Nesse sentido, por meio da troca, os indivíduos percebem que a economia nada mais é do que um sistema complexo em que os agentes, dotados de racionalidade e escolha, desenvolvem e satisfazem as suas infinitas necessidades. Por essa razão, o mercado é um processo, e não uma entidade que age por conta própria.  

Contudo, para que exista a troca voluntária, é fundamental que exista a propriedade privada: aquilo que distingue, exatamente, o que é MEU e o que é SEU.

CONSIDERAÇÕES FINAIS

Por fim, vale lembrar também o fator identificado pelo historiador Richard Pipes:

 A redução dos direitos e liberdades pessoais nos estados totalitários, a ponto de serem abolidos, andava assim de mãos dadas com a redução, até a abolição, da propriedade privada.

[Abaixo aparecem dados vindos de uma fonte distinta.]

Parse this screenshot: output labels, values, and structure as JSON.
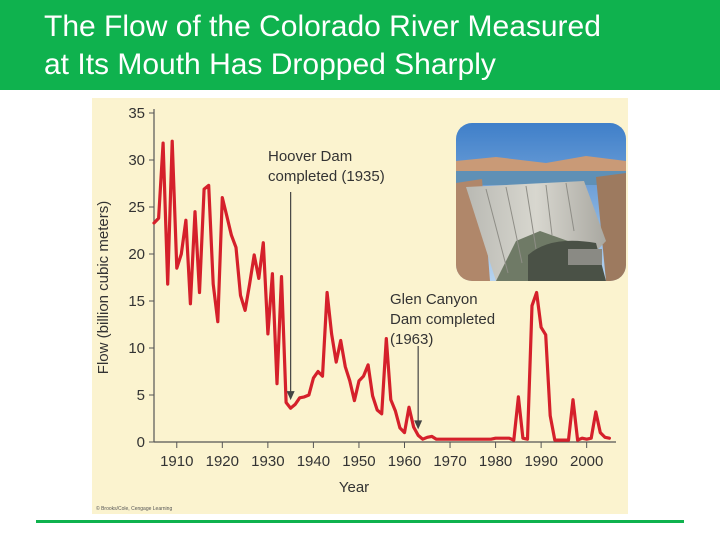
{
  "slide": {
    "title": "The Flow of the Colorado River Measured\nat Its Mouth Has Dropped Sharply",
    "colors": {
      "title_band": "#0fb24e",
      "title_text": "#ffffff",
      "rule": "#0fb24e"
    }
  },
  "chart_data": {
    "type": "line",
    "title": "",
    "xlabel": "Year",
    "ylabel": "Flow (billion cubic meters)",
    "xlim": [
      1905,
      2006
    ],
    "ylim": [
      0,
      35
    ],
    "xticks": [
      1910,
      1920,
      1930,
      1940,
      1950,
      1960,
      1970,
      1980,
      1990,
      2000
    ],
    "yticks": [
      0,
      5,
      10,
      15,
      20,
      25,
      30,
      35
    ],
    "grid": false,
    "legend": "none",
    "colors": {
      "line": "#d5202b",
      "background": "#fbf3cf",
      "axis": "#555555",
      "annotation": "#444444"
    },
    "series": [
      {
        "x": [
          1905,
          1906,
          1907,
          1908,
          1909,
          1910,
          1911,
          1912,
          1913,
          1914,
          1915,
          1916,
          1917,
          1918,
          1919,
          1920,
          1921,
          1922,
          1923,
          1924,
          1925,
          1926,
          1927,
          1928,
          1929,
          1930,
          1931,
          1932,
          1933,
          1934,
          1935,
          1936,
          1937,
          1938,
          1939,
          1940,
          1941,
          1942,
          1943,
          1944,
          1945,
          1946,
          1947,
          1948,
          1949,
          1950,
          1951,
          1952,
          1953,
          1954,
          1955,
          1956,
          1957,
          1958,
          1959,
          1960,
          1961,
          1962,
          1963,
          1964,
          1965,
          1966,
          1967,
          1968,
          1969,
          1970,
          1971,
          1972,
          1973,
          1974,
          1975,
          1976,
          1977,
          1978,
          1979,
          1980,
          1981,
          1982,
          1983,
          1984,
          1985,
          1986,
          1987,
          1988,
          1989,
          1990,
          1991,
          1992,
          1993,
          1994,
          1995,
          1996,
          1997,
          1998,
          1999,
          2000,
          2001,
          2002,
          2003,
          2004,
          2005
        ],
        "y": [
          23.3,
          23.8,
          31.8,
          16.8,
          32.0,
          18.5,
          20.0,
          23.6,
          14.7,
          24.5,
          15.9,
          26.9,
          27.3,
          16.8,
          12.8,
          26.0,
          24.0,
          22.0,
          20.7,
          15.6,
          14.0,
          16.8,
          19.9,
          17.4,
          21.2,
          11.5,
          17.9,
          6.2,
          17.6,
          4.2,
          3.6,
          4.0,
          4.7,
          4.8,
          5.0,
          6.8,
          7.5,
          7.0,
          15.9,
          11.5,
          8.5,
          10.8,
          8.0,
          6.5,
          4.4,
          6.5,
          7.0,
          8.2,
          4.9,
          3.4,
          3.0,
          11.0,
          4.5,
          3.3,
          1.5,
          1.0,
          3.7,
          1.6,
          0.7,
          0.3,
          0.5,
          0.6,
          0.3,
          0.3,
          0.3,
          0.3,
          0.3,
          0.3,
          0.3,
          0.3,
          0.3,
          0.3,
          0.3,
          0.3,
          0.3,
          0.4,
          0.4,
          0.4,
          0.4,
          0.2,
          4.8,
          0.4,
          0.3,
          14.5,
          15.9,
          12.2,
          11.4,
          2.8,
          0.2,
          0.2,
          0.2,
          0.2,
          4.5,
          0.2,
          0.4,
          0.3,
          0.4,
          3.2,
          1.0,
          0.5,
          0.4
        ]
      }
    ],
    "annotations": [
      {
        "text": "Hoover Dam\ncompleted (1935)",
        "target_year": 1935
      },
      {
        "text": "Glen Canyon\nDam completed\n(1963)",
        "target_year": 1963
      }
    ],
    "inset_photo": "hoover-dam-photo",
    "credit": "© Brooks/Cole, Cengage Learning"
  }
}
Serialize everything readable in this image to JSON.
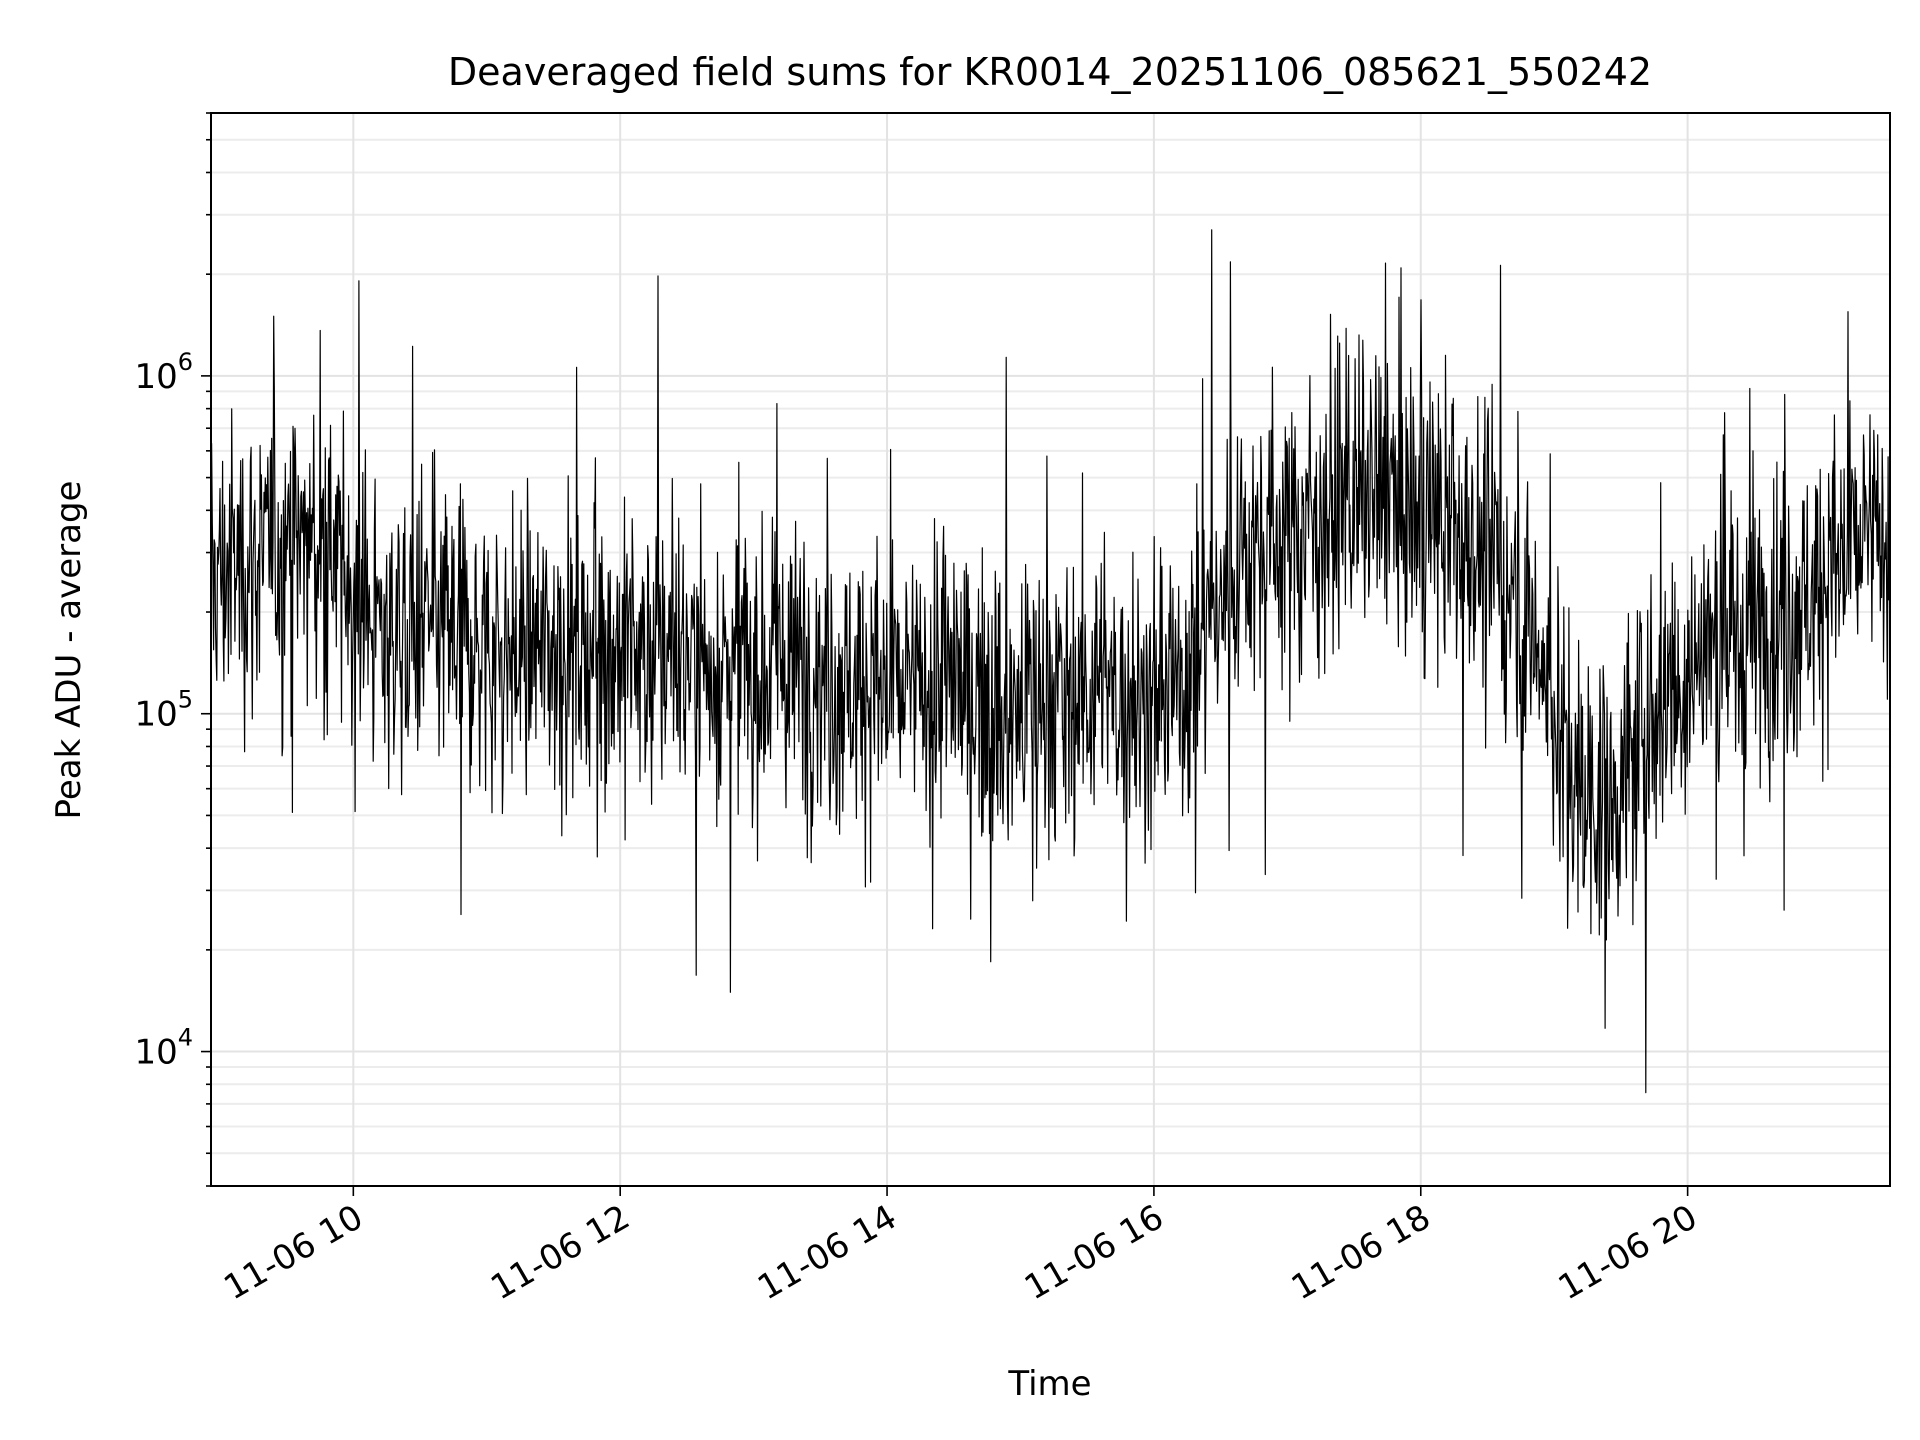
{
  "chart_data": {
    "type": "line",
    "title": "Deaveraged field sums for KR0014_20251106_085621_550242",
    "xlabel": "Time",
    "ylabel": "Peak ADU - average",
    "yscale": "log",
    "ylim": [
      4000,
      6000000
    ],
    "xlim": [
      "2025-11-06 08:56",
      "2025-11-06 21:31"
    ],
    "x_ticks": [
      "2025-11-06 10:00",
      "2025-11-06 12:00",
      "2025-11-06 14:00",
      "2025-11-06 16:00",
      "2025-11-06 18:00",
      "2025-11-06 20:00"
    ],
    "x_tick_labels": [
      "11-06 10",
      "11-06 12",
      "11-06 14",
      "11-06 16",
      "11-06 18",
      "11-06 20"
    ],
    "y_ticks": [
      10000,
      100000,
      1000000
    ],
    "y_tick_labels": [
      {
        "base": "10",
        "exp": "4"
      },
      {
        "base": "10",
        "exp": "5"
      },
      {
        "base": "10",
        "exp": "6"
      }
    ],
    "grid": true,
    "line_color": "#000000",
    "series": [
      {
        "x": [
          "2025-11-06 08:56",
          "2025-11-06 09:11",
          "2025-11-06 09:26",
          "2025-11-06 09:33",
          "2025-11-06 09:41",
          "2025-11-06 09:56",
          "2025-11-06 10:11",
          "2025-11-06 10:26",
          "2025-11-06 10:41",
          "2025-11-06 10:56",
          "2025-11-06 11:11",
          "2025-11-06 11:26",
          "2025-11-06 11:41",
          "2025-11-06 11:56",
          "2025-11-06 12:11",
          "2025-11-06 12:26",
          "2025-11-06 12:41",
          "2025-11-06 12:56",
          "2025-11-06 13:11",
          "2025-11-06 13:26",
          "2025-11-06 13:41",
          "2025-11-06 13:56",
          "2025-11-06 14:11",
          "2025-11-06 14:26",
          "2025-11-06 14:41",
          "2025-11-06 14:56",
          "2025-11-06 15:11",
          "2025-11-06 15:26",
          "2025-11-06 15:41",
          "2025-11-06 15:56",
          "2025-11-06 16:11",
          "2025-11-06 16:26",
          "2025-11-06 16:41",
          "2025-11-06 16:56",
          "2025-11-06 17:11",
          "2025-11-06 17:26",
          "2025-11-06 17:41",
          "2025-11-06 17:56",
          "2025-11-06 18:11",
          "2025-11-06 18:26",
          "2025-11-06 18:41",
          "2025-11-06 18:56",
          "2025-11-06 19:11",
          "2025-11-06 19:26",
          "2025-11-06 19:41",
          "2025-11-06 19:56",
          "2025-11-06 20:11",
          "2025-11-06 20:26",
          "2025-11-06 20:41",
          "2025-11-06 20:56",
          "2025-11-06 21:11",
          "2025-11-06 21:26",
          "2025-11-06 21:31"
        ],
        "y": [
          250000,
          280000,
          300000,
          330000,
          320000,
          250000,
          180000,
          170000,
          180000,
          160000,
          150000,
          160000,
          160000,
          150000,
          155000,
          150000,
          145000,
          140000,
          135000,
          140000,
          125000,
          120000,
          115000,
          130000,
          110000,
          100000,
          110000,
          120000,
          115000,
          110000,
          120000,
          200000,
          320000,
          330000,
          380000,
          420000,
          430000,
          400000,
          350000,
          300000,
          250000,
          130000,
          60000,
          55000,
          90000,
          130000,
          160000,
          170000,
          200000,
          230000,
          300000,
          330000,
          340000
        ]
      }
    ]
  }
}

O processo progrediu mais ainda nos estados comunista, bem menos na Alemanha nazista e menos ainda na Itália fascista; mas nesses três países a luta pelo poder político total era acompanhada por determinados ataques aos direitos de posse privada.

A experiência totalitária confirma que, exatamente como a liberdade requer garantias de direito de propriedade, a luta pelo poder pessoal ilimitado sobre os cidadãos requer a subversão da autoridade do cidadão sobre as coisas, porque estas permitem ao cidadão evitar o confisco total pelo Estado.